World Health Organization officials say they have no evidence that the new strain of the coronavirus causes more severe symptoms or is more deadly than what has already been seen, according to Reuters. “It’s very important to tell the public the way it is, but it’s also important to get across that this is a normal part of virus evolution,” emergencies chief for the WHO Mike Ryan reportedly said. 

Testing chief for the White House coronavirus task force Admiral Brett Giroir echoed a similar stance, telling CNN that Americans have “every reason to believe that the vaccine will be effective” against all strains of the virus, the Washington Examiner reports. Giroir said he wasn’t trying to downplay the new strain, but like the WHO, pointed out that the new strain doesn’t appear to be more harmful than what people are already dealing with. 

WHO officials do believe the new strain can spread more easily than other forms of the virus, Reuters reports. Ryan said the travel restrictions being imposed by some countries on Britain are “prudent”, but “it is also important that everyone recognizes that this happens, these variants occur.” (RELATED: Congress Finally Compromised On A Coronavirus Relief Bill. Here’s What’s In It)
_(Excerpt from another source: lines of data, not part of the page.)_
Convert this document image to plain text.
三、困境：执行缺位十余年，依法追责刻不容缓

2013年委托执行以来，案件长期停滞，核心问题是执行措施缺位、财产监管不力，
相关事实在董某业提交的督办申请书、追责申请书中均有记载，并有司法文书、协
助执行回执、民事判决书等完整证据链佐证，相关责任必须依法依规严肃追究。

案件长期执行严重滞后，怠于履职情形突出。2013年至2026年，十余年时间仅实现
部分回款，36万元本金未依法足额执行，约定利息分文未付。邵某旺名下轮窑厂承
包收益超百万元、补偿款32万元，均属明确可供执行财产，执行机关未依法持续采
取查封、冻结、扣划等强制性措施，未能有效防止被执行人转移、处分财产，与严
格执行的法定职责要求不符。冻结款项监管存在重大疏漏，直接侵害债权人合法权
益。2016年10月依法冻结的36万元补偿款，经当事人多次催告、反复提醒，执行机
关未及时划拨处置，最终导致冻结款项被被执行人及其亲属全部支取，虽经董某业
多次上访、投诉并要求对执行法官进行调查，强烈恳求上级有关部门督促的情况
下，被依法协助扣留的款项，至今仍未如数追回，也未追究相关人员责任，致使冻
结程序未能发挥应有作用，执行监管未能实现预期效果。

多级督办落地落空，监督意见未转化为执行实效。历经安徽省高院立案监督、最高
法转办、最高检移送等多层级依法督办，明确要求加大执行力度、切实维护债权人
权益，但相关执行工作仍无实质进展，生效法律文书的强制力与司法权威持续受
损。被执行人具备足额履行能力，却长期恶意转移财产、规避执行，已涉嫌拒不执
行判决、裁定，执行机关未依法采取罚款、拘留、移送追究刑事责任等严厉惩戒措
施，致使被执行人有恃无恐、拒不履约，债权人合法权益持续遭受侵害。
WHO Chief Scientist Soumya Swaminathan reportedly agreed with Giroir’s assessment of current vaccines, saying that none of the mutations seen have “made a significant impact on either the susceptibility of the virus to any of the currently used therapeutics, drugs or the vaccines under development.”

Giroir said the new strain, discovered in September, could already be in the United States but still be undetected. A number of countries around the globe have banned travel to and from the U.K. in response to the new strain, but the United States has not done so.